Birleşik Krallık, 40 yıl aradan sonra ilk süpersonik hava üstünlük savaş uçağını üretmek için geri sayımı başlattı. İngiltere, İtalya ve Japonya ortaklığında geliştirilen Tempest savaş uçağında üretim süreci resmen başladı. Projeye liderlik eden BAE Systems, uçağın kanat, gövde ve kuyruk bölümlerinin üretimi için dijital ve robotik imalat teknolojilerini kullanıyor.
Savunma sanayisinde “GCAP” (Global Combat Air Programme) adıyla da bilinen Tempest, 6. nesil savaş uçağı sınıfında yer alıyor.
Hız, gizlilik, yapay zekâ entegrasyonu ve açık mimari sistemiyle dikkat çeken uçak, savaş sahalarının çehresini değiştirmeye hazırlanıyor. BAE Systems, Rolls-Royce, Leonardo ve Mitsubishi Heavy Industries gibi dev şirketlerin dâhil olduğu program, sadece bir uçak üretimi değil, aynı zamanda geleceğin hava savunma teknolojilerine geçiş süreci olarak görülüyor.

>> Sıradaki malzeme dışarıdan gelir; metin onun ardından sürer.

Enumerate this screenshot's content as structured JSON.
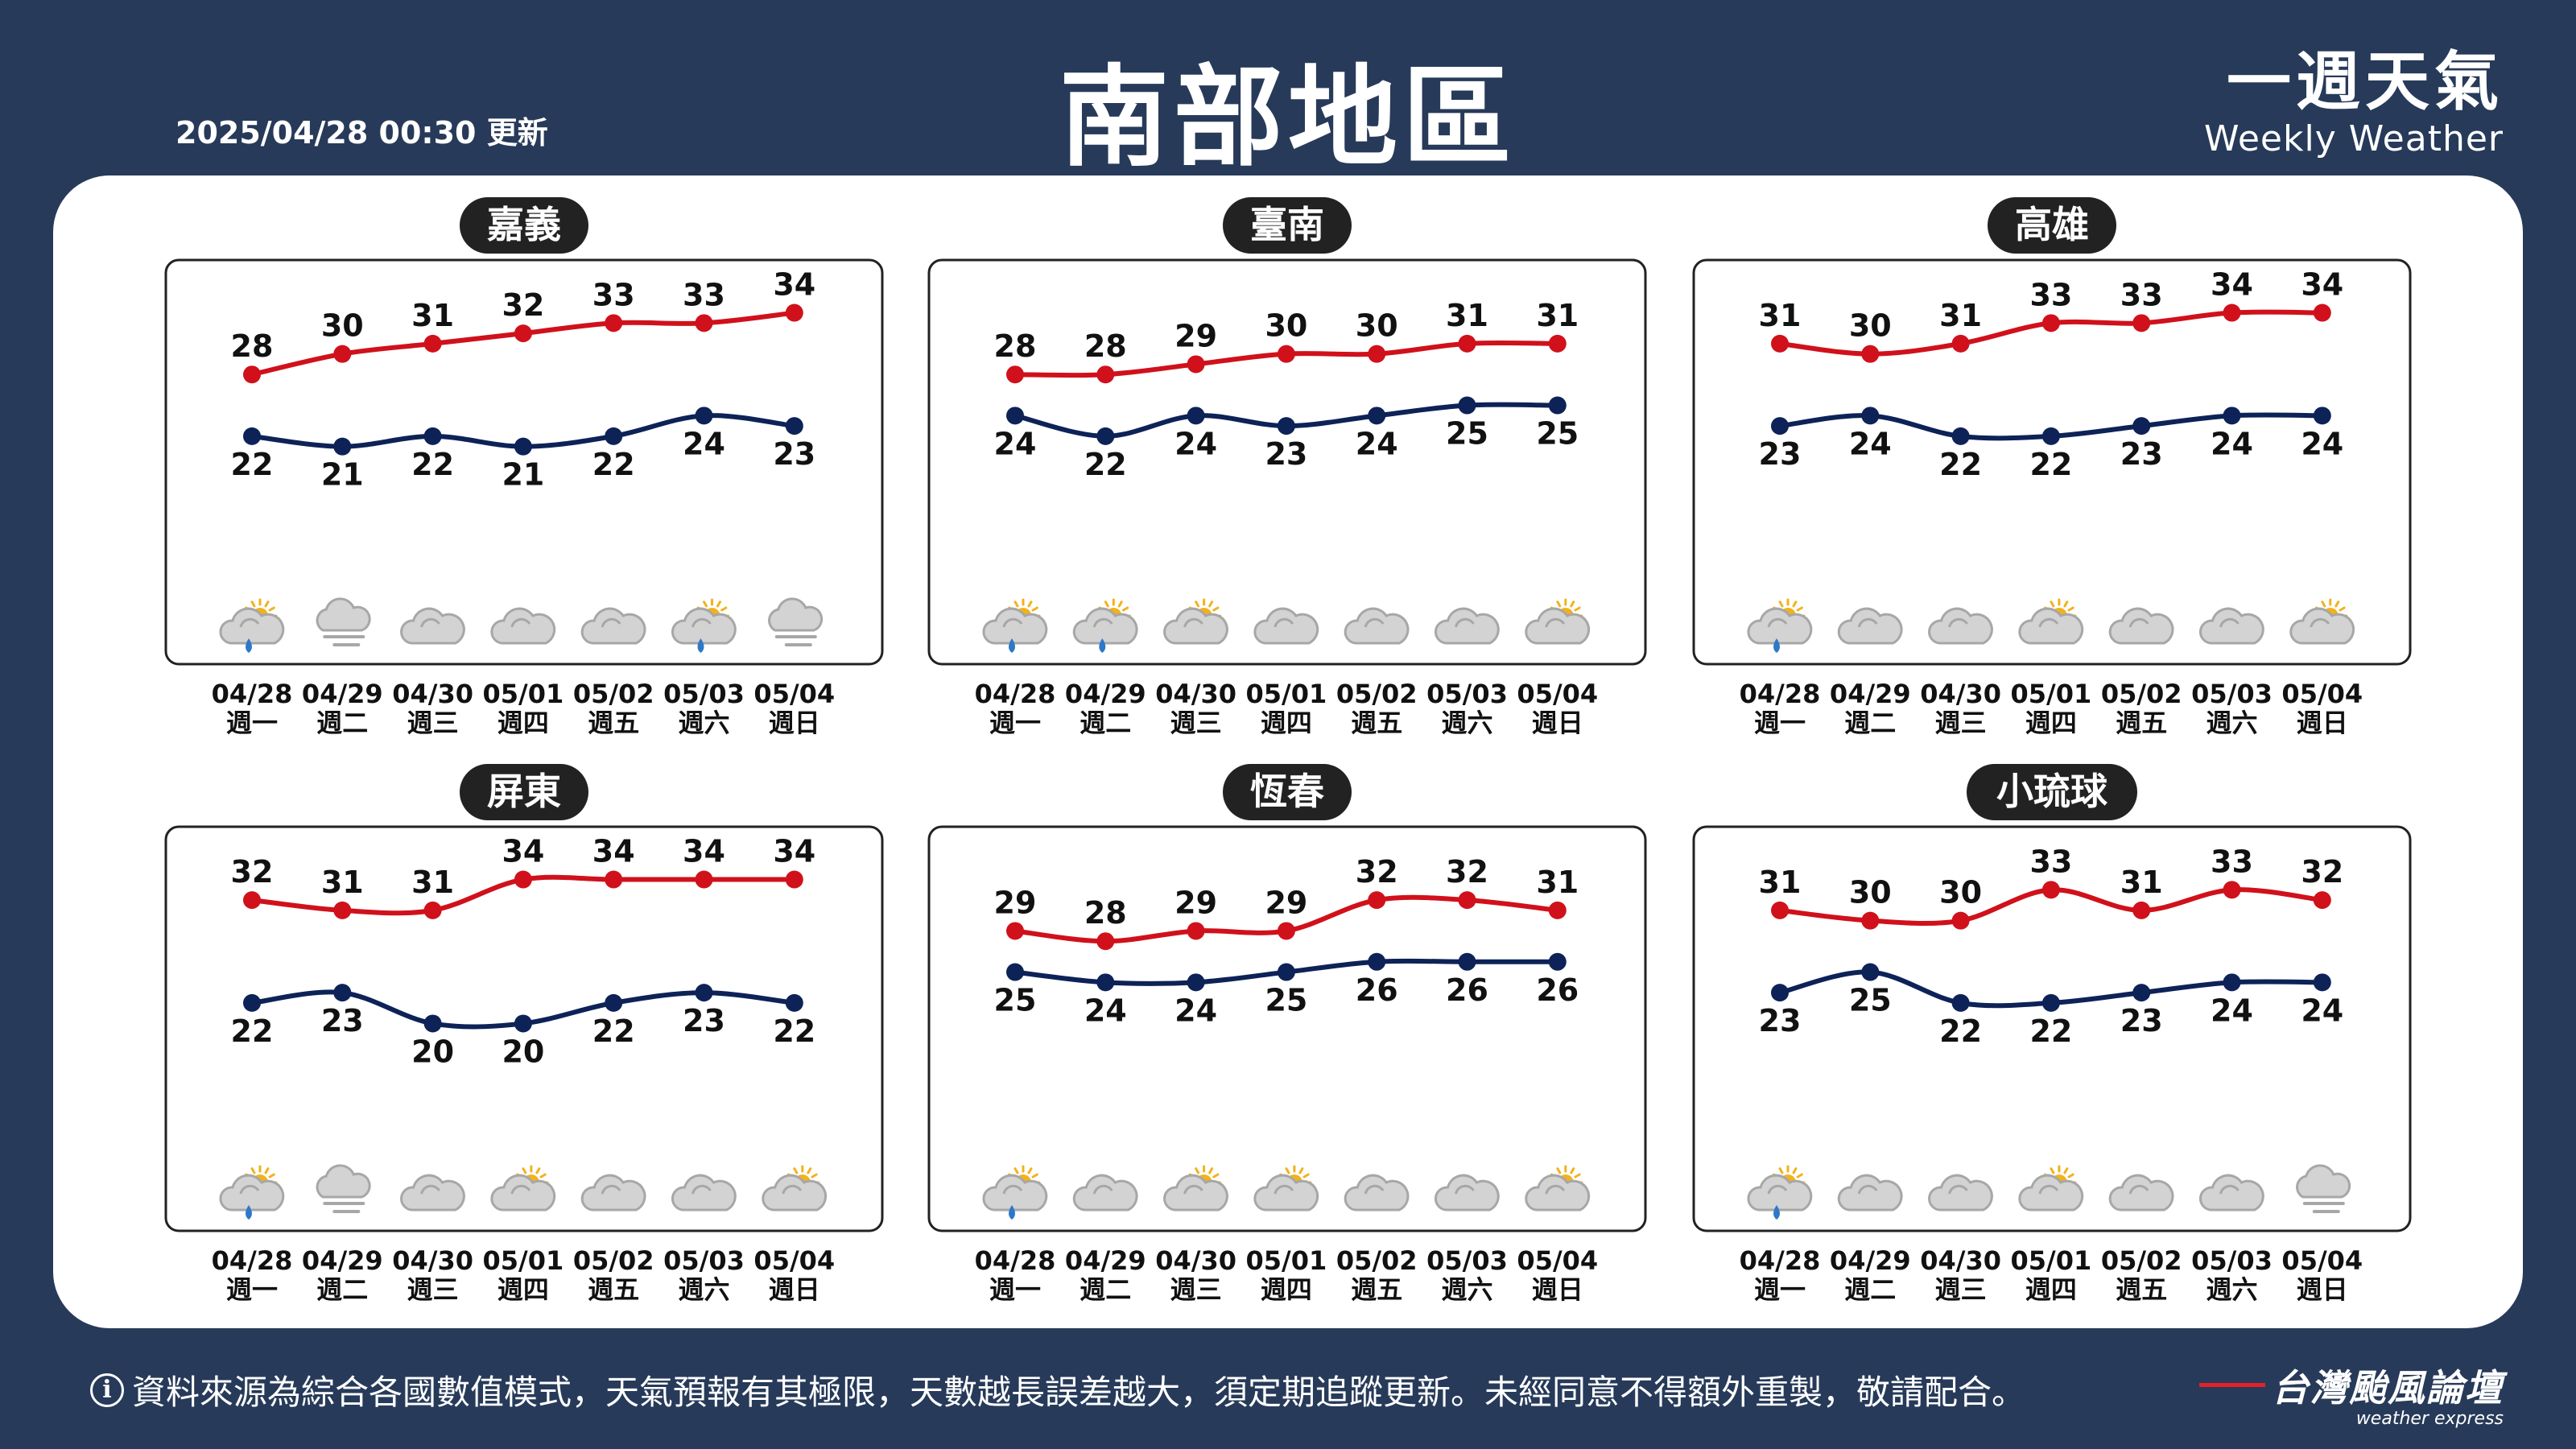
{
  "header": {
    "updated": "2025/04/28 00:30 更新",
    "title": "南部地區",
    "brand_zh": "一週天氣",
    "brand_en": "Weekly Weather"
  },
  "footer": {
    "info_icon": "info-icon",
    "disclaimer": "資料來源為綜合各國數值模式，天氣預報有其極限，天數越長誤差越大，須定期追蹤更新。未經同意不得額外重製，敬請配合。",
    "logo_zh": "台灣颱風論壇",
    "logo_en": "weather express"
  },
  "colors": {
    "high": "#d0111b",
    "low": "#0d2257",
    "background": "#273a59",
    "title_pill": "#222222"
  },
  "chart_data": [
    {
      "type": "line",
      "title": "嘉義",
      "categories": [
        "04/28",
        "04/29",
        "04/30",
        "05/01",
        "05/02",
        "05/03",
        "05/04"
      ],
      "days": [
        "週一",
        "週二",
        "週三",
        "週四",
        "週五",
        "週六",
        "週日"
      ],
      "series": [
        {
          "values": [
            28,
            30,
            31,
            32,
            33,
            33,
            34
          ]
        },
        {
          "values": [
            22,
            21,
            22,
            21,
            22,
            24,
            23
          ]
        }
      ],
      "weather": [
        "partly-sunny-rain",
        "fog",
        "cloudy",
        "cloudy",
        "cloudy",
        "partly-sunny-rain",
        "fog"
      ]
    },
    {
      "type": "line",
      "title": "臺南",
      "categories": [
        "04/28",
        "04/29",
        "04/30",
        "05/01",
        "05/02",
        "05/03",
        "05/04"
      ],
      "days": [
        "週一",
        "週二",
        "週三",
        "週四",
        "週五",
        "週六",
        "週日"
      ],
      "series": [
        {
          "values": [
            28,
            28,
            29,
            30,
            30,
            31,
            31
          ]
        },
        {
          "values": [
            24,
            22,
            24,
            23,
            24,
            25,
            25
          ]
        }
      ],
      "weather": [
        "partly-sunny-rain",
        "partly-sunny-rain",
        "partly-sunny",
        "cloudy",
        "cloudy",
        "cloudy",
        "partly-sunny"
      ]
    },
    {
      "type": "line",
      "title": "高雄",
      "categories": [
        "04/28",
        "04/29",
        "04/30",
        "05/01",
        "05/02",
        "05/03",
        "05/04"
      ],
      "days": [
        "週一",
        "週二",
        "週三",
        "週四",
        "週五",
        "週六",
        "週日"
      ],
      "series": [
        {
          "values": [
            31,
            30,
            31,
            33,
            33,
            34,
            34
          ]
        },
        {
          "values": [
            23,
            24,
            22,
            22,
            23,
            24,
            24
          ]
        }
      ],
      "weather": [
        "partly-sunny-rain",
        "cloudy",
        "cloudy",
        "partly-sunny",
        "cloudy",
        "cloudy",
        "partly-sunny"
      ]
    },
    {
      "type": "line",
      "title": "屏東",
      "categories": [
        "04/28",
        "04/29",
        "04/30",
        "05/01",
        "05/02",
        "05/03",
        "05/04"
      ],
      "days": [
        "週一",
        "週二",
        "週三",
        "週四",
        "週五",
        "週六",
        "週日"
      ],
      "series": [
        {
          "values": [
            32,
            31,
            31,
            34,
            34,
            34,
            34
          ]
        },
        {
          "values": [
            22,
            23,
            20,
            20,
            22,
            23,
            22
          ]
        }
      ],
      "weather": [
        "partly-sunny-rain",
        "fog",
        "cloudy",
        "partly-sunny",
        "cloudy",
        "cloudy",
        "partly-sunny"
      ]
    },
    {
      "type": "line",
      "title": "恆春",
      "categories": [
        "04/28",
        "04/29",
        "04/30",
        "05/01",
        "05/02",
        "05/03",
        "05/04"
      ],
      "days": [
        "週一",
        "週二",
        "週三",
        "週四",
        "週五",
        "週六",
        "週日"
      ],
      "series": [
        {
          "values": [
            29,
            28,
            29,
            29,
            32,
            32,
            31
          ]
        },
        {
          "values": [
            25,
            24,
            24,
            25,
            26,
            26,
            26
          ]
        }
      ],
      "weather": [
        "partly-sunny-rain",
        "cloudy",
        "partly-sunny",
        "partly-sunny",
        "cloudy",
        "cloudy",
        "partly-sunny"
      ]
    },
    {
      "type": "line",
      "title": "小琉球",
      "categories": [
        "04/28",
        "04/29",
        "04/30",
        "05/01",
        "05/02",
        "05/03",
        "05/04"
      ],
      "days": [
        "週一",
        "週二",
        "週三",
        "週四",
        "週五",
        "週六",
        "週日"
      ],
      "series": [
        {
          "values": [
            31,
            30,
            30,
            33,
            31,
            33,
            32
          ]
        },
        {
          "values": [
            23,
            25,
            22,
            22,
            23,
            24,
            24
          ]
        }
      ],
      "weather": [
        "partly-sunny-rain",
        "cloudy",
        "cloudy",
        "partly-sunny",
        "cloudy",
        "cloudy",
        "fog"
      ]
    }
  ]
}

Test uçuşları başlamadan veriler toplanıyor
Tempest henüz havalanmadan önce uçuş simülasyonları ile test edilmeye başlandı. Royal Air Force, BAE Systems ve Rolls-Royce pilotları, bu gelişmiş simülatörlerde 300 saatten fazla test uçuşu gerçekleştirdi. Yapılan testlerde uçuş kontrol sistemleri, manevra kabiliyeti ve pilotun uçakla olan etkileşimi değerlendiriliyor.
Uçağın gerçek uçuşa geçmeden önce bu kadar kapsamlı simüle edilmesi, olası sorunları daha erken tespit etmeyi ve geliştirme sürecini hızlandırmayı hedefliyor. İngiltere Savunma Bakanlığı Gelecek Savaş Uçakları Direktörü Richard Berthon, demonstrasyon uçağının tasarımının ilk kez gün yüzüne çıktığını belirterek üretimin hızla ilerlediğini ifade etti.

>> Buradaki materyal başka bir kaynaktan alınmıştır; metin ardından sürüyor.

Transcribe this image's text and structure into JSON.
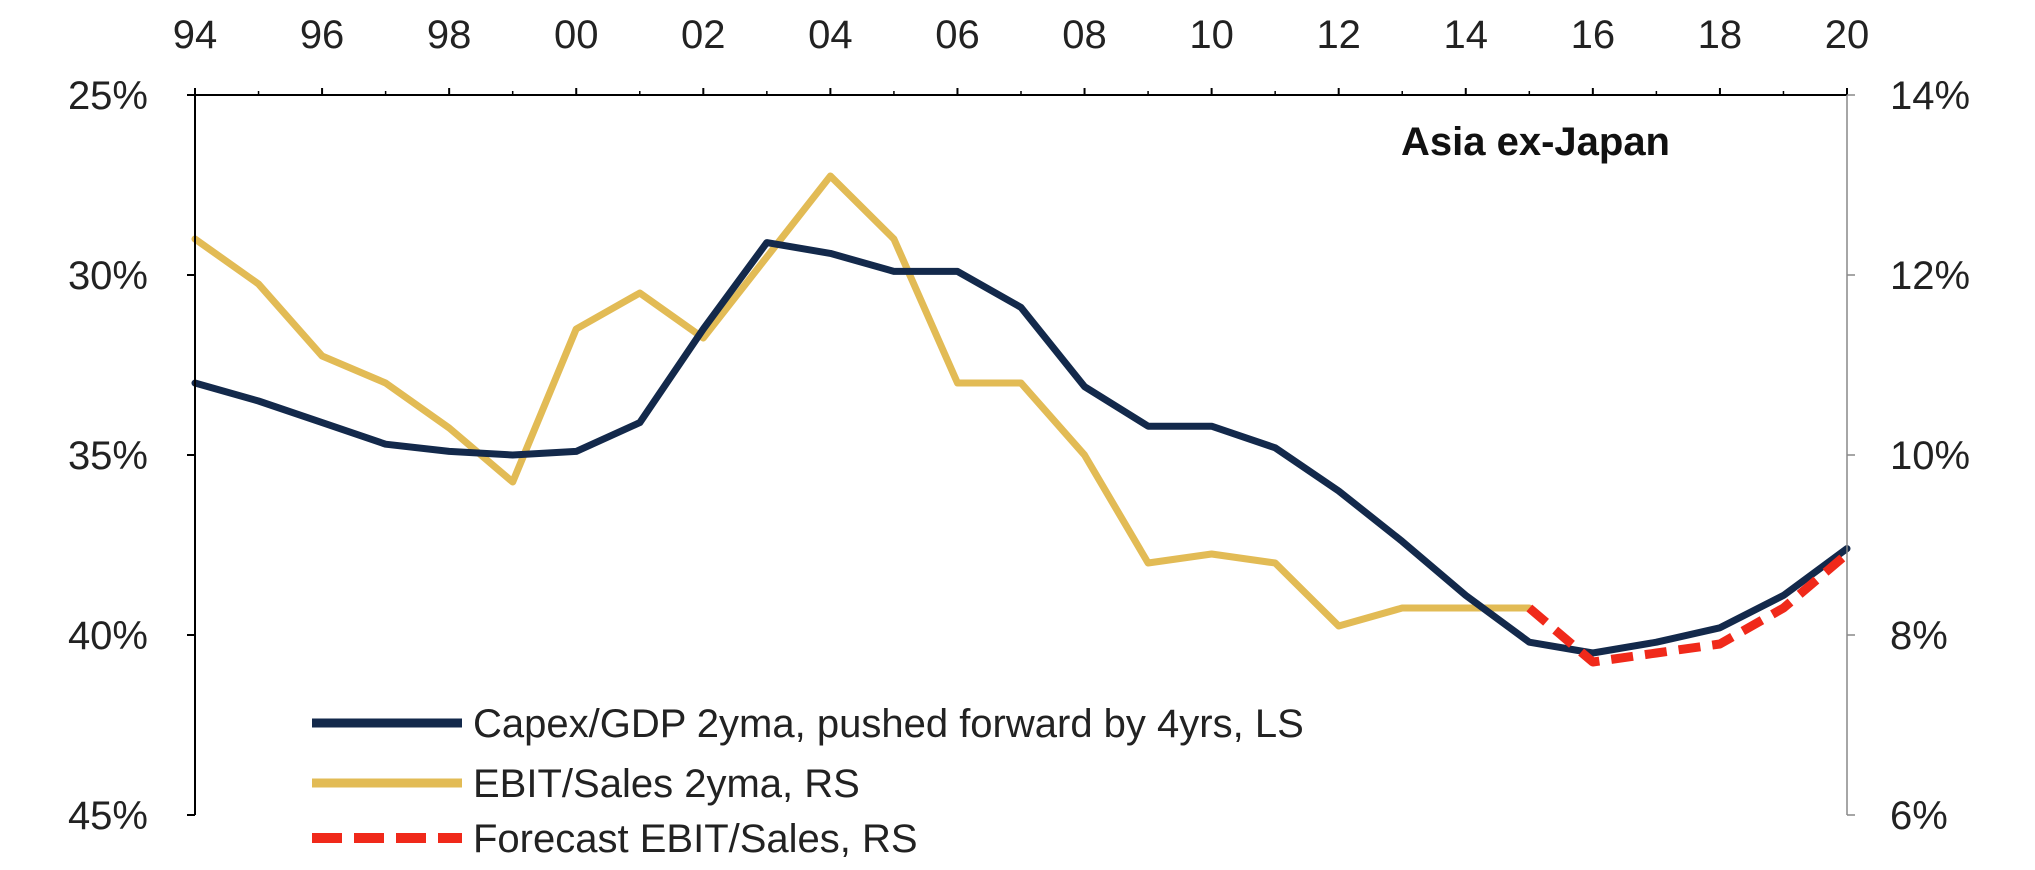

Uçak üretiminde 3D baskı, dijital ikizler, yapay zekâ, artırılmış gerçeklik ve giyilebilir teknolojiler aktif olarak kullanılıyor. Projenin gelecekte 1000’den fazla tedarikçiyi kapsayacağı ve binlerce kişiye yüksek nitelikli istihdam sağlayacağı öngörülüyor.
6. nesil uçaklar tehdit tanımını değiştirecek
GCAP ile geliştirilen Tempest, 6. nesil savaş uçakları arasında yer alacak. Bu sınıftaki uçakların en belirgin özellikleri; daha düşük radar izi, yapay zekâ desteği, insansız hava araçlarıyla koordineli uçuş ve hipersonik silahlarla entegrasyon yeteneği olarak sıralanıyor.
Tempest’in, düşman hava sahalarında daha uzun süre görev yapabilmesi için değişken döngülü motorlarla donatılması planlanıyor. Ayrıca açık mimari yapısıyla, ileride geliştirilecek olan yeni nesil silah sistemleri ve yazılımlar da uçağa kolaylıkla entegre edilebilecek.
GCAP’in nihai hedefi, 2040 yılı itibarıyla bu uçakları aktif görevde kullanıma sunmak. Tempest’in, İngiltere’nin savunma teknolojisinde lider konumunu koruyarak Japonya ve İtalya ile birlikte geleceğin hava üstünlüğünü sağlaması bekleniyor.